As we were being whisked home for breakfast, my dad pointed in all directions, treating us to chunks of the city’s history.
“This is Khortytsia,” he said, stopping the car and motioning us to step out. He was pointing at a huge island, the river Dnieper foaming over its rocky shore.
“It is from here that Cossacks launched their attacks against the Ottomans,” he said and looked at Huseyin with a smile.

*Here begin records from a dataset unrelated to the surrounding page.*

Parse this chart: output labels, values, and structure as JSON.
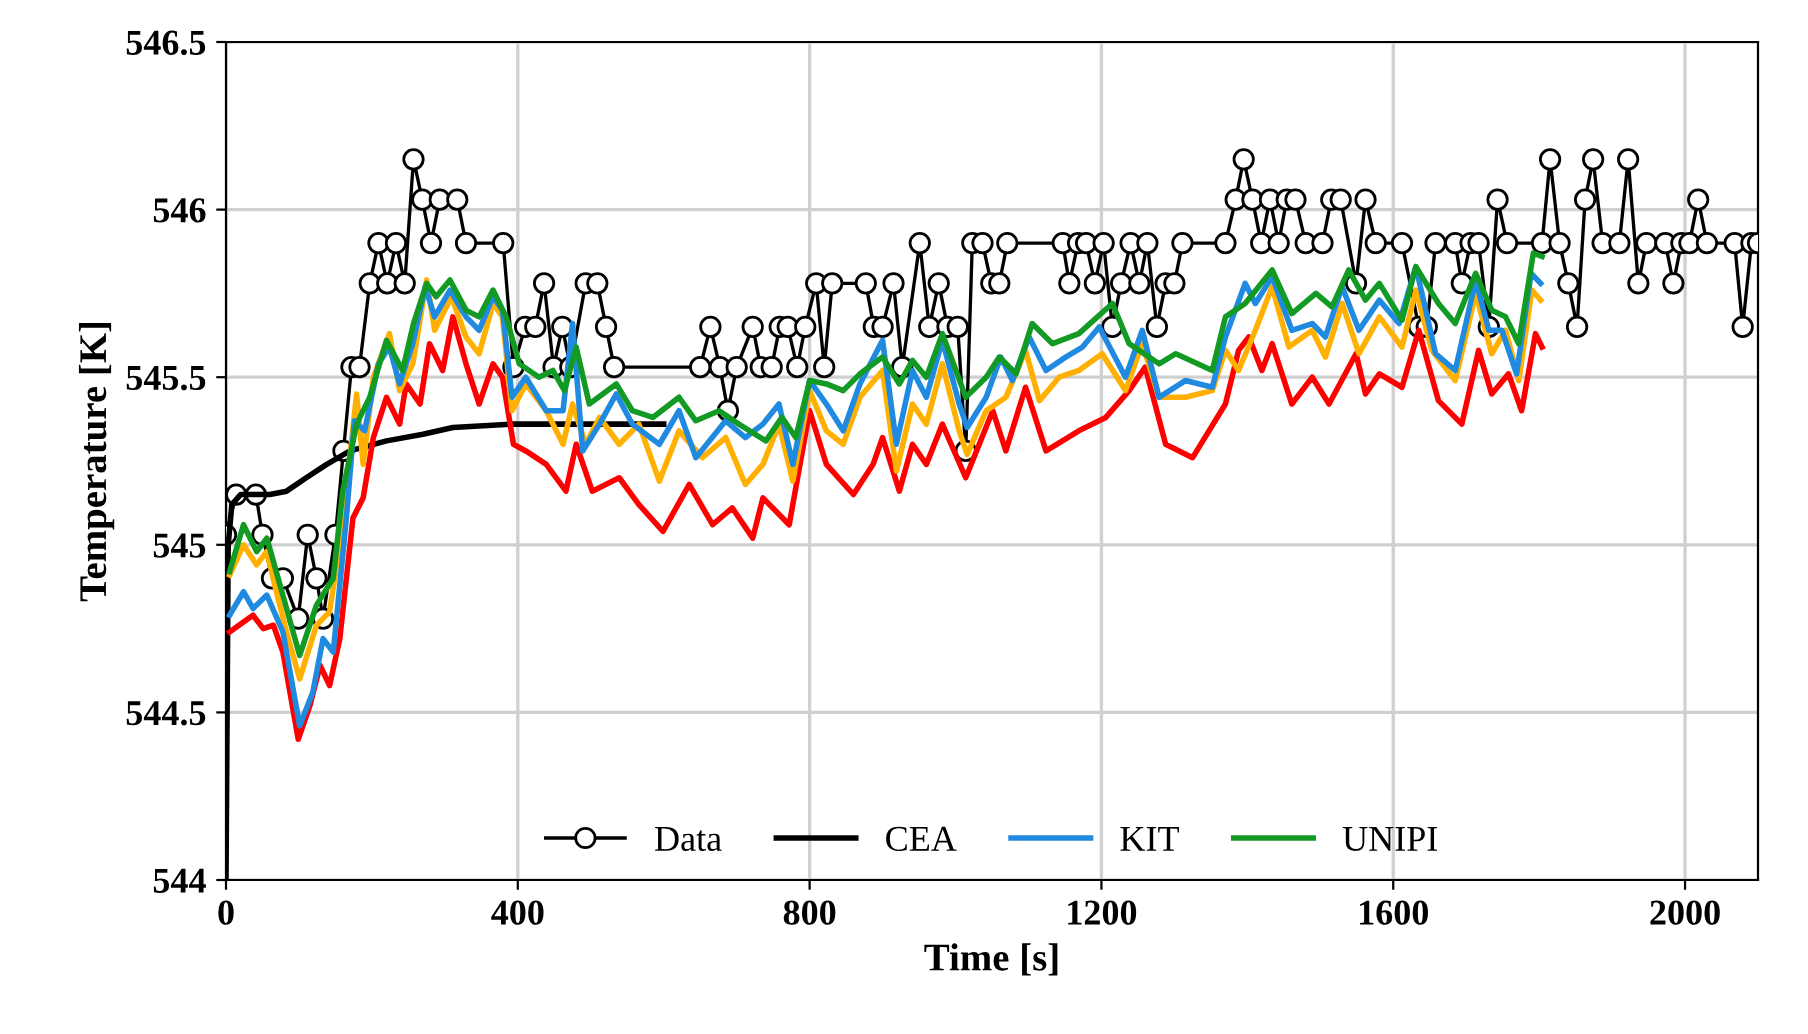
{
  "chart_data": {
    "type": "line",
    "xlabel": "Time [s]",
    "ylabel": "Temperature [K]",
    "xlim": [
      0,
      2100
    ],
    "ylim": [
      544,
      546.5
    ],
    "xticks": [
      0,
      400,
      800,
      1200,
      1600,
      2000
    ],
    "yticks": [
      544,
      544.5,
      545,
      545.5,
      546,
      546.5
    ],
    "grid": true,
    "legend": "bottom",
    "series": [
      {
        "name": "Data",
        "color": "#000000",
        "marker": "circle",
        "x": [
          0,
          14,
          41,
          50,
          63,
          78,
          99,
          112,
          124,
          133,
          150,
          161,
          172,
          183,
          197,
          209,
          221,
          233,
          245,
          257,
          269,
          281,
          293,
          317,
          329,
          380,
          394,
          410,
          424,
          436,
          449,
          461,
          472,
          493,
          509,
          521,
          532,
          650,
          664,
          677,
          688,
          700,
          722,
          733,
          748,
          759,
          770,
          783,
          794,
          809,
          820,
          831,
          877,
          888,
          900,
          915,
          927,
          951,
          964,
          977,
          989,
          1003,
          1014,
          1023,
          1037,
          1049,
          1060,
          1071,
          1147,
          1156,
          1168,
          1179,
          1191,
          1203,
          1215,
          1227,
          1240,
          1252,
          1263,
          1276,
          1288,
          1300,
          1311,
          1370,
          1384,
          1395,
          1407,
          1419,
          1431,
          1443,
          1454,
          1466,
          1480,
          1503,
          1515,
          1528,
          1549,
          1562,
          1576,
          1612,
          1635,
          1646,
          1658,
          1685,
          1694,
          1706,
          1717,
          1731,
          1743,
          1756,
          1804,
          1815,
          1828,
          1840,
          1852,
          1863,
          1874,
          1887,
          1910,
          1922,
          1936,
          1947,
          1973,
          1984,
          1995,
          2006,
          2018,
          2030,
          2068,
          2079,
          2091,
          2100
        ],
        "values": [
          545.03,
          545.15,
          545.15,
          545.03,
          544.9,
          544.9,
          544.78,
          545.03,
          544.9,
          544.78,
          545.03,
          545.28,
          545.53,
          545.53,
          545.78,
          545.9,
          545.78,
          545.9,
          545.78,
          546.15,
          546.03,
          545.9,
          546.03,
          546.03,
          545.9,
          545.9,
          545.53,
          545.65,
          545.65,
          545.78,
          545.53,
          545.65,
          545.53,
          545.78,
          545.78,
          545.65,
          545.53,
          545.53,
          545.65,
          545.53,
          545.4,
          545.53,
          545.65,
          545.53,
          545.53,
          545.65,
          545.65,
          545.53,
          545.65,
          545.78,
          545.53,
          545.78,
          545.78,
          545.65,
          545.65,
          545.78,
          545.53,
          545.9,
          545.65,
          545.78,
          545.65,
          545.65,
          545.28,
          545.9,
          545.9,
          545.78,
          545.78,
          545.9,
          545.9,
          545.78,
          545.9,
          545.9,
          545.78,
          545.9,
          545.65,
          545.78,
          545.9,
          545.78,
          545.9,
          545.65,
          545.78,
          545.78,
          545.9,
          545.9,
          546.03,
          546.15,
          546.03,
          545.9,
          546.03,
          545.9,
          546.03,
          546.03,
          545.9,
          545.9,
          546.03,
          546.03,
          545.78,
          546.03,
          545.9,
          545.9,
          545.65,
          545.65,
          545.9,
          545.9,
          545.78,
          545.9,
          545.9,
          545.65,
          546.03,
          545.9,
          545.9,
          546.15,
          545.9,
          545.78,
          545.65,
          546.03,
          546.15,
          545.9,
          545.9,
          546.15,
          545.78,
          545.9,
          545.9,
          545.78,
          545.9,
          545.9,
          546.03,
          545.9,
          545.9,
          545.65,
          545.9,
          545.9
        ]
      },
      {
        "name": "CEA",
        "color": "#000000",
        "x": [
          0,
          3,
          8,
          20,
          60,
          83,
          110,
          138,
          170,
          220,
          270,
          311,
          394,
          476,
          600
        ],
        "values": [
          544,
          545.0,
          545.12,
          545.15,
          545.15,
          545.16,
          545.2,
          545.24,
          545.28,
          545.31,
          545.33,
          545.35,
          545.36,
          545.36,
          545.36
        ]
      },
      {
        "color": "#ff0000",
        "x": [
          5,
          24,
          37,
          51,
          65,
          78,
          99,
          115,
          129,
          142,
          156,
          174,
          188,
          202,
          220,
          238,
          247,
          266,
          279,
          297,
          311,
          329,
          347,
          366,
          379,
          394,
          411,
          439,
          466,
          480,
          502,
          539,
          566,
          599,
          635,
          667,
          694,
          722,
          736,
          772,
          800,
          823,
          860,
          887,
          900,
          923,
          941,
          960,
          982,
          1014,
          1051,
          1069,
          1096,
          1124,
          1169,
          1206,
          1238,
          1260,
          1288,
          1325,
          1370,
          1388,
          1402,
          1420,
          1434,
          1461,
          1489,
          1512,
          1549,
          1562,
          1581,
          1612,
          1635,
          1662,
          1694,
          1717,
          1735,
          1758,
          1776,
          1795,
          1804
        ],
        "values": [
          544.74,
          544.77,
          544.79,
          544.75,
          544.76,
          544.68,
          544.42,
          544.52,
          544.64,
          544.58,
          544.72,
          545.08,
          545.14,
          545.32,
          545.44,
          545.36,
          545.48,
          545.42,
          545.6,
          545.52,
          545.68,
          545.54,
          545.42,
          545.54,
          545.5,
          545.3,
          545.28,
          545.24,
          545.16,
          545.3,
          545.16,
          545.2,
          545.12,
          545.04,
          545.18,
          545.06,
          545.11,
          545.02,
          545.14,
          545.06,
          545.4,
          545.24,
          545.15,
          545.24,
          545.32,
          545.16,
          545.3,
          545.24,
          545.36,
          545.2,
          545.4,
          545.28,
          545.47,
          545.28,
          545.34,
          545.38,
          545.46,
          545.53,
          545.3,
          545.26,
          545.42,
          545.58,
          545.62,
          545.52,
          545.6,
          545.42,
          545.5,
          545.42,
          545.57,
          545.45,
          545.51,
          545.47,
          545.64,
          545.43,
          545.36,
          545.58,
          545.45,
          545.51,
          545.4,
          545.63,
          545.59
        ]
      },
      {
        "color": "#ffb000",
        "x": [
          5,
          24,
          42,
          56,
          69,
          83,
          101,
          124,
          142,
          160,
          179,
          188,
          202,
          224,
          238,
          256,
          275,
          286,
          309,
          329,
          347,
          366,
          379,
          392,
          411,
          439,
          462,
          475,
          493,
          512,
          539,
          566,
          594,
          621,
          653,
          685,
          712,
          736,
          758,
          777,
          800,
          823,
          846,
          869,
          900,
          919,
          941,
          960,
          982,
          1005,
          1016,
          1042,
          1069,
          1096,
          1115,
          1142,
          1169,
          1201,
          1233,
          1256,
          1279,
          1315,
          1352,
          1370,
          1388,
          1411,
          1434,
          1457,
          1489,
          1507,
          1530,
          1553,
          1581,
          1612,
          1631,
          1653,
          1685,
          1713,
          1735,
          1754,
          1772,
          1790,
          1802
        ],
        "values": [
          544.91,
          545.0,
          544.94,
          544.98,
          544.86,
          544.74,
          544.6,
          544.76,
          544.8,
          545.06,
          545.45,
          545.24,
          545.5,
          545.63,
          545.46,
          545.54,
          545.79,
          545.64,
          545.74,
          545.62,
          545.57,
          545.72,
          545.68,
          545.4,
          545.48,
          545.4,
          545.3,
          545.42,
          545.3,
          545.38,
          545.3,
          545.36,
          545.19,
          545.34,
          545.26,
          545.32,
          545.18,
          545.24,
          545.36,
          545.19,
          545.46,
          545.34,
          545.3,
          545.44,
          545.52,
          545.22,
          545.42,
          545.36,
          545.54,
          545.34,
          545.27,
          545.4,
          545.44,
          545.58,
          545.43,
          545.5,
          545.52,
          545.57,
          545.46,
          545.6,
          545.44,
          545.44,
          545.46,
          545.58,
          545.52,
          545.64,
          545.77,
          545.59,
          545.64,
          545.56,
          545.72,
          545.57,
          545.68,
          545.59,
          545.76,
          545.58,
          545.49,
          545.75,
          545.57,
          545.64,
          545.49,
          545.76,
          545.73
        ]
      },
      {
        "name": "KIT",
        "color": "#1f8ae0",
        "x": [
          5,
          24,
          37,
          56,
          78,
          101,
          119,
          133,
          147,
          165,
          176,
          190,
          209,
          224,
          238,
          256,
          273,
          286,
          307,
          329,
          347,
          366,
          379,
          392,
          411,
          439,
          462,
          475,
          489,
          512,
          535,
          557,
          594,
          621,
          644,
          685,
          712,
          736,
          758,
          777,
          800,
          823,
          846,
          869,
          900,
          919,
          941,
          960,
          982,
          1005,
          1016,
          1042,
          1062,
          1078,
          1101,
          1124,
          1151,
          1174,
          1197,
          1233,
          1256,
          1279,
          1315,
          1352,
          1370,
          1397,
          1411,
          1434,
          1461,
          1489,
          1507,
          1530,
          1553,
          1581,
          1608,
          1631,
          1658,
          1685,
          1713,
          1731,
          1749,
          1769,
          1789,
          1802
        ],
        "values": [
          544.79,
          544.86,
          544.81,
          544.85,
          544.74,
          544.46,
          544.56,
          544.72,
          544.68,
          545.08,
          545.37,
          545.34,
          545.54,
          545.59,
          545.48,
          545.6,
          545.77,
          545.68,
          545.76,
          545.68,
          545.64,
          545.74,
          545.7,
          545.44,
          545.5,
          545.4,
          545.4,
          545.66,
          545.28,
          545.36,
          545.45,
          545.36,
          545.3,
          545.4,
          545.26,
          545.37,
          545.32,
          545.36,
          545.42,
          545.24,
          545.49,
          545.42,
          545.34,
          545.48,
          545.61,
          545.3,
          545.52,
          545.44,
          545.61,
          545.42,
          545.35,
          545.44,
          545.56,
          545.49,
          545.62,
          545.52,
          545.56,
          545.59,
          545.65,
          545.5,
          545.64,
          545.44,
          545.49,
          545.47,
          545.62,
          545.78,
          545.72,
          545.8,
          545.64,
          545.66,
          545.62,
          545.77,
          545.64,
          545.73,
          545.66,
          545.83,
          545.57,
          545.52,
          545.79,
          545.64,
          545.64,
          545.51,
          545.81,
          545.78
        ]
      },
      {
        "name": "UNIPI",
        "color": "#129a24",
        "x": [
          5,
          24,
          42,
          56,
          74,
          101,
          124,
          147,
          160,
          179,
          197,
          220,
          242,
          257,
          275,
          288,
          307,
          329,
          347,
          366,
          384,
          402,
          429,
          448,
          464,
          480,
          498,
          535,
          557,
          585,
          621,
          644,
          676,
          703,
          740,
          762,
          781,
          800,
          823,
          846,
          869,
          900,
          923,
          941,
          960,
          982,
          1014,
          1042,
          1060,
          1083,
          1105,
          1133,
          1169,
          1215,
          1238,
          1279,
          1302,
          1352,
          1370,
          1397,
          1434,
          1461,
          1494,
          1516,
          1539,
          1562,
          1581,
          1612,
          1631,
          1662,
          1685,
          1713,
          1735,
          1754,
          1772,
          1792,
          1804
        ],
        "values": [
          544.92,
          545.06,
          544.98,
          545.02,
          544.88,
          544.67,
          544.82,
          544.9,
          545.16,
          545.36,
          545.44,
          545.61,
          545.52,
          545.66,
          545.78,
          545.74,
          545.79,
          545.7,
          545.68,
          545.76,
          545.68,
          545.54,
          545.5,
          545.52,
          545.46,
          545.59,
          545.42,
          545.48,
          545.4,
          545.38,
          545.44,
          545.37,
          545.4,
          545.36,
          545.31,
          545.38,
          545.32,
          545.49,
          545.48,
          545.46,
          545.51,
          545.56,
          545.48,
          545.55,
          545.5,
          545.63,
          545.44,
          545.5,
          545.56,
          545.51,
          545.66,
          545.6,
          545.63,
          545.72,
          545.6,
          545.54,
          545.57,
          545.52,
          545.68,
          545.72,
          545.82,
          545.69,
          545.75,
          545.71,
          545.82,
          545.73,
          545.78,
          545.67,
          545.83,
          545.72,
          545.66,
          545.81,
          545.7,
          545.68,
          545.6,
          545.87,
          545.86
        ]
      }
    ]
  }
}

Zaporozhian Cossacks (the word “cossack” being a Turkish word for “free man”) are the pride of Ukrainians. They were runaway serfs from Poland and Russia, who formed settlements that later grew into an independent political and military force. In such settlements, Cossacks trained and then launched attacks against their encroaching neighbors: the Polish–Lithuanian Commonwealth, the Tsardom of Russia, the Ottomans, and the Crimean Tatars. There is a vivid painting by Ilya Repin (1844–1930), “Zaporozhian Cossacks write to the Sultan of Turkey,” in which Cossacks are depicted in their traditional wide pants, composing an insulting letter to their enemy from across the Black Sea.

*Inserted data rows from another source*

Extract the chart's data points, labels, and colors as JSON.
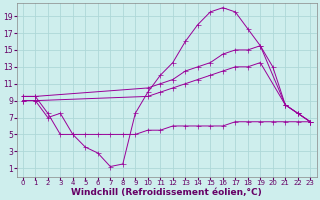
{
  "background_color": "#ceeeed",
  "line_color": "#990099",
  "grid_color": "#aed8d8",
  "xlabel": "Windchill (Refroidissement éolien,°C)",
  "xlabel_fontsize": 6.5,
  "xtick_fontsize": 5.0,
  "ytick_fontsize": 5.5,
  "xlabel_color": "#660066",
  "tick_color": "#660066",
  "xlim": [
    -0.5,
    23.5
  ],
  "ylim": [
    0,
    20.5
  ],
  "yticks": [
    1,
    3,
    5,
    7,
    9,
    11,
    13,
    15,
    17,
    19
  ],
  "xticks": [
    0,
    1,
    2,
    3,
    4,
    5,
    6,
    7,
    8,
    9,
    10,
    11,
    12,
    13,
    14,
    15,
    16,
    17,
    18,
    19,
    20,
    21,
    22,
    23
  ],
  "series": [
    {
      "x": [
        0,
        1,
        2,
        3,
        4,
        5,
        6,
        7,
        8,
        9,
        10,
        11,
        12,
        13,
        14,
        15,
        16,
        17,
        18,
        19,
        20,
        21,
        22,
        23
      ],
      "y": [
        9.5,
        9.5,
        7.5,
        5.0,
        5.0,
        3.5,
        2.8,
        1.2,
        1.5,
        7.5,
        10.0,
        12.0,
        13.5,
        16.0,
        18.0,
        19.5,
        20.0,
        19.5,
        17.5,
        15.5,
        13.0,
        null,
        null,
        null
      ]
    },
    {
      "x": [
        0,
        1,
        2,
        3,
        4,
        5,
        6,
        7,
        8,
        9,
        10,
        11,
        12,
        13,
        14,
        15,
        16,
        17,
        18,
        19,
        20,
        21,
        22,
        23
      ],
      "y": [
        9.5,
        9.5,
        null,
        null,
        null,
        null,
        null,
        null,
        null,
        null,
        10.5,
        11.0,
        11.5,
        12.5,
        13.0,
        13.5,
        14.5,
        15.0,
        15.0,
        15.5,
        null,
        null,
        null,
        null
      ]
    },
    {
      "x": [
        0,
        1,
        2,
        3,
        4,
        5,
        6,
        7,
        8,
        9,
        10,
        11,
        12,
        13,
        14,
        15,
        16,
        17,
        18,
        19,
        20,
        21,
        22,
        23
      ],
      "y": [
        9.0,
        9.0,
        null,
        null,
        null,
        null,
        null,
        null,
        null,
        null,
        9.5,
        10.0,
        10.5,
        11.0,
        11.5,
        12.0,
        12.5,
        13.0,
        13.0,
        13.5,
        null,
        null,
        null,
        null
      ]
    },
    {
      "x": [
        0,
        1,
        2,
        3,
        4,
        5,
        6,
        7,
        8,
        9,
        10,
        11,
        12,
        13,
        14,
        15,
        16,
        17,
        18,
        19,
        20,
        21,
        22,
        23
      ],
      "y": [
        null,
        null,
        7.0,
        7.5,
        5.0,
        5.0,
        4.5,
        3.0,
        1.2,
        1.5,
        null,
        null,
        null,
        null,
        null,
        null,
        null,
        null,
        null,
        null,
        null,
        null,
        null,
        null
      ]
    }
  ],
  "series2": [
    {
      "x": [
        0,
        1,
        2,
        3,
        4,
        5,
        6,
        7,
        8,
        9,
        10,
        11,
        12,
        13,
        14,
        15,
        16,
        17,
        18,
        19,
        20,
        21,
        22,
        23
      ],
      "y": [
        9.5,
        9.5,
        7.5,
        5.0,
        5.0,
        3.5,
        2.8,
        1.2,
        1.5,
        7.5,
        10.0,
        12.0,
        13.5,
        16.0,
        18.0,
        19.5,
        20.0,
        19.5,
        17.5,
        15.5,
        13.0,
        8.5,
        7.5,
        6.5
      ]
    },
    {
      "x": [
        0,
        1,
        10,
        11,
        12,
        13,
        14,
        15,
        16,
        17,
        18,
        19,
        21,
        22,
        23
      ],
      "y": [
        9.5,
        9.5,
        10.5,
        11.0,
        11.5,
        12.5,
        13.0,
        13.5,
        14.5,
        15.0,
        15.0,
        15.5,
        8.5,
        7.5,
        6.5
      ]
    },
    {
      "x": [
        0,
        1,
        10,
        11,
        12,
        13,
        14,
        15,
        16,
        17,
        18,
        19,
        21,
        22,
        23
      ],
      "y": [
        9.0,
        9.0,
        9.5,
        10.0,
        10.5,
        11.0,
        11.5,
        12.0,
        12.5,
        13.0,
        13.0,
        13.5,
        8.5,
        7.5,
        6.5
      ]
    },
    {
      "x": [
        0,
        1,
        2,
        3,
        4,
        5,
        6,
        7,
        8,
        9,
        10,
        11,
        12,
        13,
        14,
        15,
        16,
        17,
        18,
        19,
        20,
        21,
        22,
        23
      ],
      "y": [
        9.0,
        9.0,
        7.0,
        7.5,
        5.0,
        5.0,
        5.0,
        5.0,
        5.0,
        5.0,
        5.5,
        5.5,
        6.0,
        6.0,
        6.0,
        6.0,
        6.0,
        6.5,
        6.5,
        6.5,
        6.5,
        6.5,
        6.5,
        6.5
      ]
    }
  ]
}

Recently, Zaporozhian Cossacks were proclaimed the first Ukrainian Army and their official day became the Day of Ukrainian Army. This brought Zaporizhia into national focus, as the president made a speech in Khortytsia, while hundreds of military school students gave a pledge of allegiance to the state and were then treated to the traditional Ukrainian dish of varenyky.

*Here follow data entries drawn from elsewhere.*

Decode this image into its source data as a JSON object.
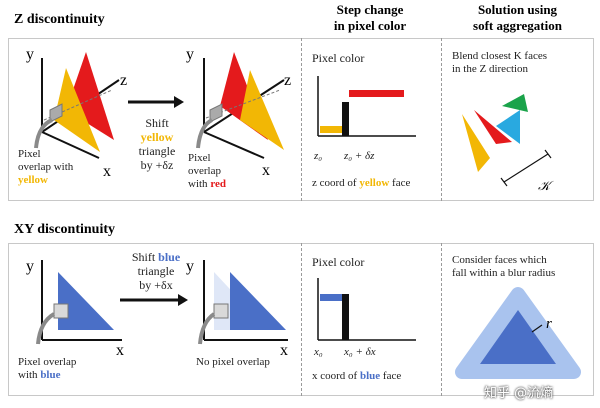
{
  "colors": {
    "yellow": "#f2b705",
    "red": "#e41a1c",
    "blue": "#4a6fc7",
    "cyan": "#29a9e0",
    "green": "#1aa34a",
    "gray": "#8a8a8a",
    "lightblue": "#a9c3ee",
    "black": "#111111"
  },
  "z_section": {
    "title": "Z discontinuity",
    "col_step": {
      "line1": "Step change",
      "line2": "in pixel color"
    },
    "col_soft": {
      "line1": "Solution using",
      "line2": "soft aggregation"
    },
    "panel1": {
      "y": "y",
      "z": "z",
      "x": "x",
      "caption": {
        "l1": "Pixel",
        "l2": "overlap with",
        "l3": "yellow"
      }
    },
    "arrow": {
      "l1": "Shift",
      "l2": "yellow",
      "l3": "triangle",
      "l4": "by +δz"
    },
    "panel2": {
      "y": "y",
      "z": "z",
      "x": "x",
      "caption": {
        "l1": "Pixel",
        "l2": "overlap",
        "l3_pre": "with ",
        "l3_col": "red"
      }
    },
    "step_plot": {
      "ylabel": "Pixel color",
      "tick0": "z₀",
      "tick1": "z₀ + δz",
      "xlabel_pre": "z coord of ",
      "xlabel_col": "yellow",
      "xlabel_post": " face"
    },
    "soft": {
      "l1": "Blend closest K faces",
      "l2": "in the Z direction",
      "k": "𝒦"
    }
  },
  "xy_section": {
    "title": "XY discontinuity",
    "panel1": {
      "y": "y",
      "x": "x",
      "caption": {
        "l1": "Pixel overlap",
        "l2_pre": "with ",
        "l2_col": "blue"
      }
    },
    "arrow": {
      "l1_pre": "Shift ",
      "l1_col": "blue",
      "l2": "triangle",
      "l3": "by +δx"
    },
    "panel2": {
      "y": "y",
      "x": "x",
      "caption": "No pixel overlap"
    },
    "step_plot": {
      "ylabel": "Pixel color",
      "tick0": "x₀",
      "tick1": "x₀ + δx",
      "xlabel_pre": "x coord of ",
      "xlabel_col": "blue",
      "xlabel_post": " face"
    },
    "soft": {
      "l1": "Consider faces which",
      "l2": "fall within a blur radius",
      "r": "r"
    }
  },
  "watermark": "知乎 @流熵"
}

It was varenyky that were waiting for us at home, as well. In Ukraine, varenyky are usually served on special occasions, since its preparation is time consuming. I remember all the women in my family gathering to chat over the table while preparing them: first making the dough out of flour and eggs, then rolling it into long sausages and cutting them into plump circles, which were then flattened with a rolling pin and filled with various stuffings. After their corners were connected together to form a crescent, the dumplings were dropped into boiling water and served with large dollops of sour cream.
That morning, steaming varenyky stuffed with salted cottage cheese mixed with dill on one plate and those with sour cherries and sugar on the other waited for us on the table. My mom was scanning the face of my fiancé for a sign of approval, while my dad noted that varenyky, in fact, originated in Turkic cuisine. Varenyky resemble Turkish manti, little dumplings filled with mutton and garlic, though in Ukraine their recipe was heavily modified: instead of mutton they are now filled with pork or potatoes, cottage cheese or fruits.
“Here in the southeast our culture has been influenced by so many other cultures,” my dad said, and it was with a note of pride that he mentioned the tumultuous history of this border area. Maybe because in the end, it was the Ottomans who had to retreat. The Cossacks stayed, although they borrowed their wide pants, curved swords, and varenyky from their mortal enemy, as a trophy.